Belgian department store chain

INNOvative Retail BV, (commonly referred to as Inno, and formerly known as Galeria Inno) is an upmarket Belgian department store chain that operates sixteen branches around Belgium.

==History==
In May 1897, A l'Innovation opened in Brussels. The department store was founded by Julien Bernheim.

The chain is a founding member of the International Association of Department Stores, but membership ended in 2001. Emile Bernheim (son of Julien and president of Inno from the 1920s) was president of the association in 1931, 1935, 1950 and 1960.

In 1925, following the death of Julien Bernheim, his son Émile Bernheim became head of the company.

The Rue Neuve flagship (constructed between 1901 and 1903 and designed by Victor Horta) was destroyed in a fire in 1967 which killed either 251 or 325 people depending on the source. The incident is however the deadliest fire in Belgian history. It was after this incident that the department store rebranded from Innovation to Inno.

Inno expanded into France in March 1962 with a hypermarket format, however in 1964 due to poor sales a majority stake in Inno-France was sold to Galeries Lafayette. The management of the stores was taken over by Galeries Lafayette in 1965, in 1971 the stake was upped to 88% and Inno no longer held shares in the company. The management of Inno France was taken over by Monoprix and in 2013 the final Inno-France stores were closed.

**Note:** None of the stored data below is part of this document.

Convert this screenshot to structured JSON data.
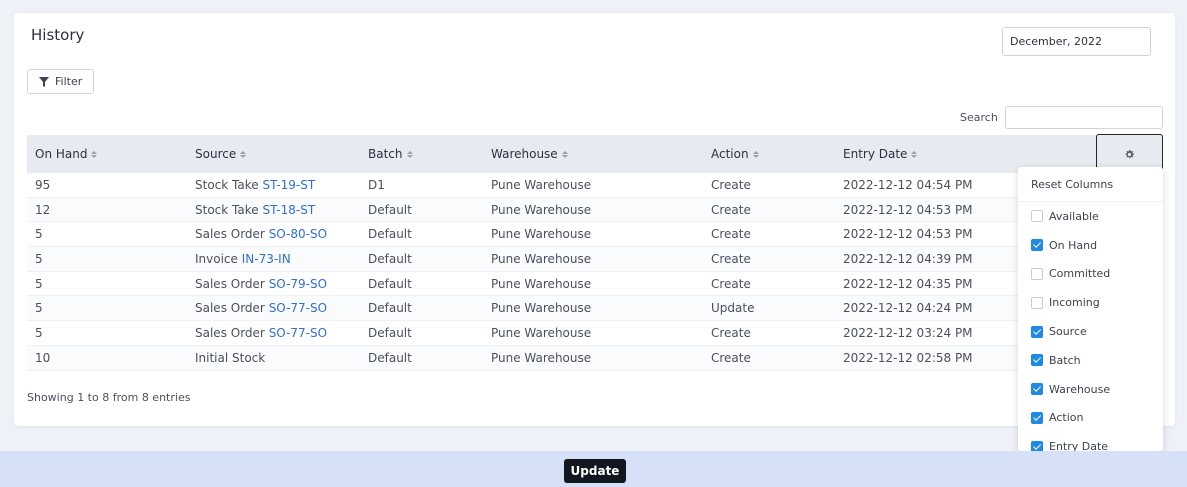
{
  "title": "History",
  "month_field": "December, 2022",
  "filter_label": "Filter",
  "search": {
    "label": "Search",
    "value": ""
  },
  "columns": [
    "On Hand",
    "Source",
    "Batch",
    "Warehouse",
    "Action",
    "Entry Date"
  ],
  "rows": [
    {
      "on_hand": "95",
      "source_type": "Stock Take",
      "source_ref": "ST-19-ST",
      "batch": "D1",
      "warehouse": "Pune Warehouse",
      "action": "Create",
      "entry_date": "2022-12-12 04:54 PM"
    },
    {
      "on_hand": "12",
      "source_type": "Stock Take",
      "source_ref": "ST-18-ST",
      "batch": "Default",
      "warehouse": "Pune Warehouse",
      "action": "Create",
      "entry_date": "2022-12-12 04:53 PM"
    },
    {
      "on_hand": "5",
      "source_type": "Sales Order",
      "source_ref": "SO-80-SO",
      "batch": "Default",
      "warehouse": "Pune Warehouse",
      "action": "Create",
      "entry_date": "2022-12-12 04:53 PM"
    },
    {
      "on_hand": "5",
      "source_type": "Invoice",
      "source_ref": "IN-73-IN",
      "batch": "Default",
      "warehouse": "Pune Warehouse",
      "action": "Create",
      "entry_date": "2022-12-12 04:39 PM"
    },
    {
      "on_hand": "5",
      "source_type": "Sales Order",
      "source_ref": "SO-79-SO",
      "batch": "Default",
      "warehouse": "Pune Warehouse",
      "action": "Create",
      "entry_date": "2022-12-12 04:35 PM"
    },
    {
      "on_hand": "5",
      "source_type": "Sales Order",
      "source_ref": "SO-77-SO",
      "batch": "Default",
      "warehouse": "Pune Warehouse",
      "action": "Update",
      "entry_date": "2022-12-12 04:24 PM"
    },
    {
      "on_hand": "5",
      "source_type": "Sales Order",
      "source_ref": "SO-77-SO",
      "batch": "Default",
      "warehouse": "Pune Warehouse",
      "action": "Create",
      "entry_date": "2022-12-12 03:24 PM"
    },
    {
      "on_hand": "10",
      "source_type": "Initial Stock",
      "source_ref": "",
      "batch": "Default",
      "warehouse": "Pune Warehouse",
      "action": "Create",
      "entry_date": "2022-12-12 02:58 PM"
    }
  ],
  "footer_text": "Showing 1 to 8 from 8 entries",
  "column_menu": {
    "reset_label": "Reset Columns",
    "options": [
      {
        "label": "Available",
        "checked": false
      },
      {
        "label": "On Hand",
        "checked": true
      },
      {
        "label": "Committed",
        "checked": false
      },
      {
        "label": "Incoming",
        "checked": false
      },
      {
        "label": "Source",
        "checked": true
      },
      {
        "label": "Batch",
        "checked": true
      },
      {
        "label": "Warehouse",
        "checked": true
      },
      {
        "label": "Action",
        "checked": true
      },
      {
        "label": "Entry Date",
        "checked": true
      }
    ]
  },
  "update_label": "Update",
  "colors": {
    "link": "#2f6fd6",
    "header_bg": "#e7ebf1",
    "checkbox_on": "#1e8ae6",
    "bottom_bar": "#d6e0f7",
    "update_button": "#12161f"
  },
  "icons": {
    "filter": "filter-icon",
    "gear": "gear-icon"
  }
}
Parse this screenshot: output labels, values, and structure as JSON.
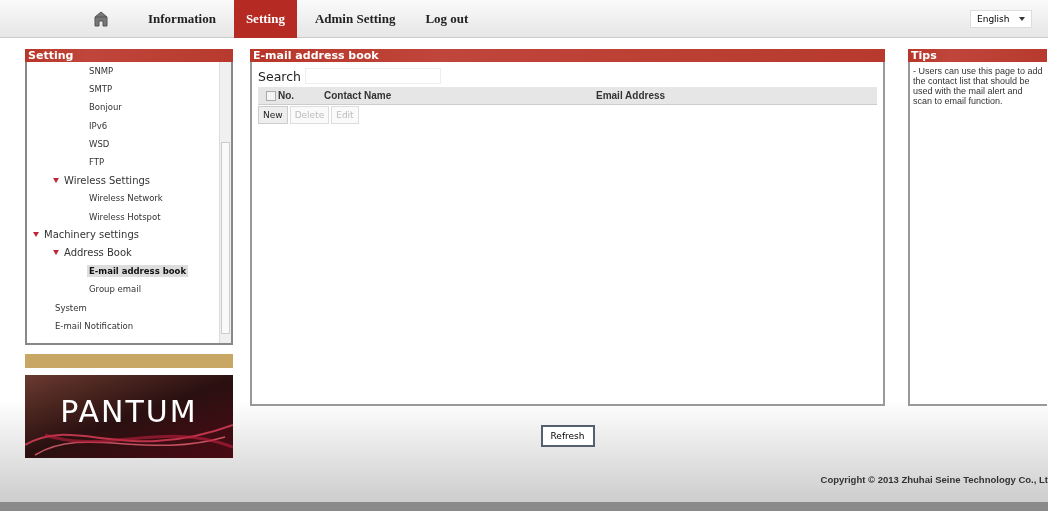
{
  "nav": {
    "tabs": [
      {
        "label": "Information",
        "selected": false
      },
      {
        "label": "Setting",
        "selected": true
      },
      {
        "label": "Admin Setting",
        "selected": false
      },
      {
        "label": "Log out",
        "selected": false
      }
    ],
    "language": "English"
  },
  "sidebar": {
    "title": "Setting",
    "tree": [
      {
        "children": [
          {
            "children": [
              {
                "label": "SNMP",
                "selected": false
              },
              {
                "label": "SMTP",
                "selected": false
              },
              {
                "label": "Bonjour",
                "selected": false
              },
              {
                "label": "IPv6",
                "selected": false
              },
              {
                "label": "WSD",
                "selected": false
              },
              {
                "label": "FTP",
                "selected": false
              }
            ]
          },
          {
            "label": "Wireless Settings",
            "expanded": true,
            "children": [
              {
                "label": "Wireless Network",
                "selected": false
              },
              {
                "label": "Wireless Hotspot",
                "selected": false
              }
            ]
          }
        ]
      },
      {
        "label": "Machinery settings",
        "expanded": true,
        "children": [
          {
            "label": "Address Book",
            "expanded": true,
            "children": [
              {
                "label": "E-mail address book",
                "selected": true
              },
              {
                "label": "Group email",
                "selected": false
              }
            ]
          },
          {
            "label": "System",
            "selected": false
          },
          {
            "label": "E-mail Notification",
            "selected": false
          }
        ]
      }
    ]
  },
  "logo": {
    "text": "PANTUM"
  },
  "main": {
    "title": "E-mail address book",
    "search_label": "Search",
    "select_all": {
      "checked": false
    },
    "columns": [
      "No.",
      "Contact Name",
      "Email Address"
    ],
    "buttons": [
      {
        "label": "New",
        "disabled": false
      },
      {
        "label": "Delete",
        "disabled": true
      },
      {
        "label": "Edit",
        "disabled": true
      }
    ]
  },
  "tips": {
    "title": "Tips",
    "text": "- Users can use this page to add the contact list that should be used with the mail alert and scan to email function."
  },
  "refresh_button": "Refresh",
  "copyright": "Copyright © 2013 Zhuhai Seine Technology Co., Lt"
}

In 1969, the company merged with Bon Marché (unrelated to the French Le Bon Marché) to create Inno-BM. Then in 1974 Inno-BM merges with GB to create GB-Inno-BM (later renamed to GIB Group).

Galeria Kaufhof purchased the chain in April 2001, with this Galeria was added to the chain's name to become Galeria Inno. In 2015, Hudson's Bay Company purchased a majority of Galeria Kaufhof from Metro AG.

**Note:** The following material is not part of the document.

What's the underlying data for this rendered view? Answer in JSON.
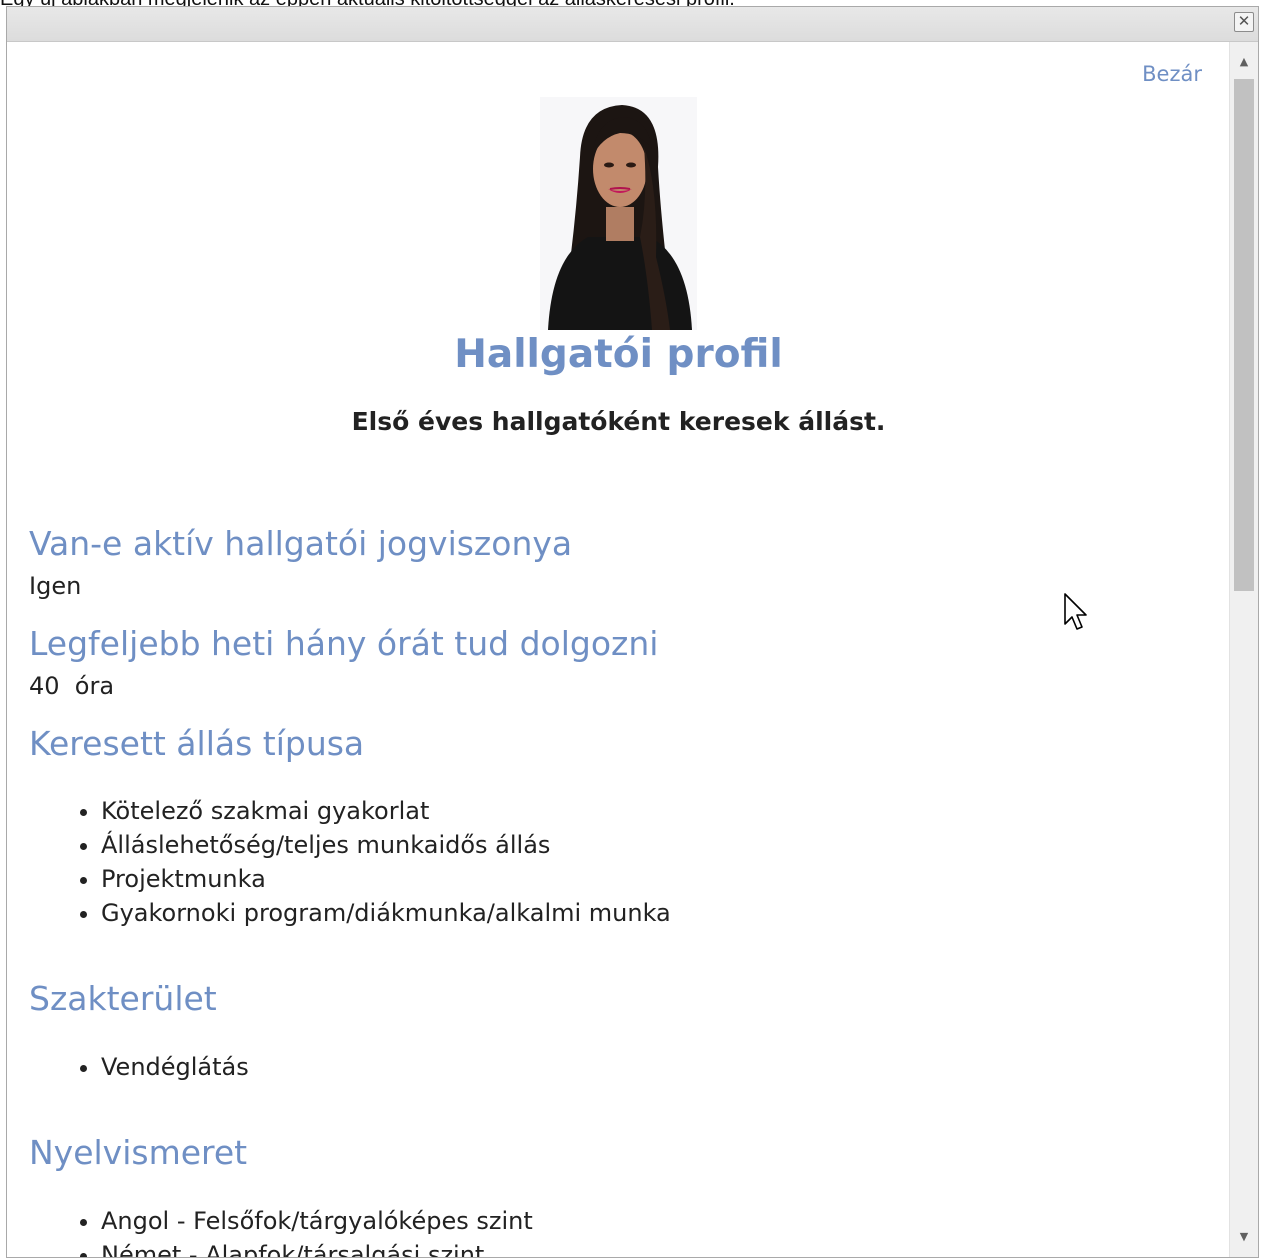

In 2018, Galeria Kaufhof merged with Karstadt to form Galeria Karstadt Kaufhof. In 2019, HBC divested its shares in the company and Signa Holding took full control.

The chain rebranded from Galeria Inno to Inno in 2021 and for the first time the brand opened a web shop. A new store format also began to be rolled out across the brand beginning with the Schoten branch in 2020.

Former logo used from 2004 to 2021

Plans to sell Galeria Inno were announced in late 2023. In July 2024, Axcent (Swedish retail group, majority shareholder of Åhléns) and Skel (Icelandic investment group) announced they would purchase the company for an undisclosed amount.

==Locations==
INNO operates 16 department stores throughout Belgium, of which four are located in Brussels: Inno Bascule, Inno Louise, Inno Rue Neuve, and Inno Woluwe.